Tân Phú is a commune located in the eastern part of Đồng Tháp province. It is 80 km east of Cao Lãnh ward and 30 km northwest of Mỹ Tho ward. The commune has the following geographical location:

- To the north, it borders Tân Phước 2 commune.
- To the east, it borders Tân Phước 3 commune and Bình Trưng commune.
- To the south and southwest, it borders Nhị Quý ward.
- To the west, it borders Mỹ Phước Tây ward.

==History==
Prior to 2025, Tân Phú commune was formerly Mỹ Hạnh Đông, Tân Phú, and Tân Hội communes belonging to Cai Lậy district-level town, Tiền Giang province.

On June 12, 2025, the National Assembly of Vietnam issued Resolution No. 202/2025/QH15 on the reorganization of provincial-level administrative units.

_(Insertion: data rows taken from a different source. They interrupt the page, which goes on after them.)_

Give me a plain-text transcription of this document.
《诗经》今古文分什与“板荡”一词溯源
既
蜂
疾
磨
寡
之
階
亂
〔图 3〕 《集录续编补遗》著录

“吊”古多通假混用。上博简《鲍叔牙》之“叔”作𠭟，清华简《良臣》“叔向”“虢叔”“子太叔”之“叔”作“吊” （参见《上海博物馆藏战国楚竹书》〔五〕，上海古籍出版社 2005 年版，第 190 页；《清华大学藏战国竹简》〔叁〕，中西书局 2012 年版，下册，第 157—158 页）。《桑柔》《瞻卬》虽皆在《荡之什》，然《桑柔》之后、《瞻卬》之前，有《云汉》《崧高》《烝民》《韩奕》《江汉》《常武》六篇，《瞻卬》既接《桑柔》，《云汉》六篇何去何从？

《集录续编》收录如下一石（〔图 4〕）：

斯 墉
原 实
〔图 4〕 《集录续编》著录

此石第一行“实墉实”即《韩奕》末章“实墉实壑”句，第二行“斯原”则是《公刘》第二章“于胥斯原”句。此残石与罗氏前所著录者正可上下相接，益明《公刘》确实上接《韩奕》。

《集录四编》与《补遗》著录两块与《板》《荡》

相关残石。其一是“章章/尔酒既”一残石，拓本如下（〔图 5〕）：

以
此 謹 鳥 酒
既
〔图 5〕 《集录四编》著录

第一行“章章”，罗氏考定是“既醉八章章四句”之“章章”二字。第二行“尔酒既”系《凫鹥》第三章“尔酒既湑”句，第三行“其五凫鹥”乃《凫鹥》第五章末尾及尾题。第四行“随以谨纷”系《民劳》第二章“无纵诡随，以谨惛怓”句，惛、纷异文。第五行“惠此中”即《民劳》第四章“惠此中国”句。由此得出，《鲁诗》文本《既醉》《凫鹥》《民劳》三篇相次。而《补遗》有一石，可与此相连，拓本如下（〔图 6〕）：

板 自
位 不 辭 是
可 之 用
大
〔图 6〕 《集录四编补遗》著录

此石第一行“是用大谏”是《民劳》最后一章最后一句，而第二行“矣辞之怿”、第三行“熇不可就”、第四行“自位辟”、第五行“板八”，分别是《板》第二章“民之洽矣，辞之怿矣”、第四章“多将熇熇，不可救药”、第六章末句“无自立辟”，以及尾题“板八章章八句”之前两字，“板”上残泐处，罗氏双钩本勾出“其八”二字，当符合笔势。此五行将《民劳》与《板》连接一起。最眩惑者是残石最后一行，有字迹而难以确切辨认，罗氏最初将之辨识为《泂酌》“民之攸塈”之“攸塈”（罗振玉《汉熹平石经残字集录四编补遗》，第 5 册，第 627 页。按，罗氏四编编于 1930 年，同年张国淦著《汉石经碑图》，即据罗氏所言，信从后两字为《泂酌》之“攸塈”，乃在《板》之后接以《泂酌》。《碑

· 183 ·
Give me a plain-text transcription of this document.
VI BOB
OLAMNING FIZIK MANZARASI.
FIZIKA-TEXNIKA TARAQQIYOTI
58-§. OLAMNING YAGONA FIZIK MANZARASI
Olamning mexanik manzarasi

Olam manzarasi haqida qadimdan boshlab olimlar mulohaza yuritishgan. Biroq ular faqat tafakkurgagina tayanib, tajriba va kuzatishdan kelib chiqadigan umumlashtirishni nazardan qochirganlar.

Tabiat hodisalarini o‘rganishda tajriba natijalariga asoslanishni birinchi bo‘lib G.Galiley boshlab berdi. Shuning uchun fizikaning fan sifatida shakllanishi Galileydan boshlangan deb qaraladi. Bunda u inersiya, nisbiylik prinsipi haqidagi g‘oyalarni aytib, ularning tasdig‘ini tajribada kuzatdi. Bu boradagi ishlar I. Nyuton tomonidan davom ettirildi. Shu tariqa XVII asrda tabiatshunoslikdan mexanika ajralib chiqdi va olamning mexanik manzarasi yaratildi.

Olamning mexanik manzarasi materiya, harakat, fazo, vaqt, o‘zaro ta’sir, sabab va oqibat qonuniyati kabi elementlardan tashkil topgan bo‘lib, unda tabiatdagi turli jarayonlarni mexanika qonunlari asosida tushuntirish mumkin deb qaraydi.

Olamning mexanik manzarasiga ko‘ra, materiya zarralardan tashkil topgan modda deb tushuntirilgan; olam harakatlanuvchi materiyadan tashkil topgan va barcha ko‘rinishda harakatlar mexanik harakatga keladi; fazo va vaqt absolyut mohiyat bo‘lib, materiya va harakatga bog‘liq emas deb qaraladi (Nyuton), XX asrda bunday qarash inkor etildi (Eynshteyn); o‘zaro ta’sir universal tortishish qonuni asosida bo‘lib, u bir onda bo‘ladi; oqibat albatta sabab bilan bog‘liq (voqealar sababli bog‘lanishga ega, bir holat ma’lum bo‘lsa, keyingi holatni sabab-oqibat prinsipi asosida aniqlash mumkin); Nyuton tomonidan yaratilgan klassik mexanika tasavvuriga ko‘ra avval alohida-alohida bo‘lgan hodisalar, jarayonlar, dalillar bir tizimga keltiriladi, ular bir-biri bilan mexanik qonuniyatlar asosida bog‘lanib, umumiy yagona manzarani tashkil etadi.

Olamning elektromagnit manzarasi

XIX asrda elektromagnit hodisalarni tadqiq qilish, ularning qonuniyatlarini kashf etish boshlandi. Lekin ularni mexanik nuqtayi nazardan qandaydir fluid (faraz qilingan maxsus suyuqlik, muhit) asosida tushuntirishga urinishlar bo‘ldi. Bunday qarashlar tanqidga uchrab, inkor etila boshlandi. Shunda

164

Accordingly:

- Đồng Tháp province was established by merging the entire area and population of Đồng Tháp province and Tiền Giang province.

On June 16, 2025, the Standing Committee of the National Assembly of Vietnam issued Resolution No. 1663/NQ-UBTVQH15 on the reorganization of commune-level administrative units in Đồng Tháp province. Accordingly:

- Tân Phú commune was established by merging the entire area and population of Mỹ Hạnh Đông commune, Tân Phú commune, and Tân Hội commune (formerly part of Cai Lậy district-level town).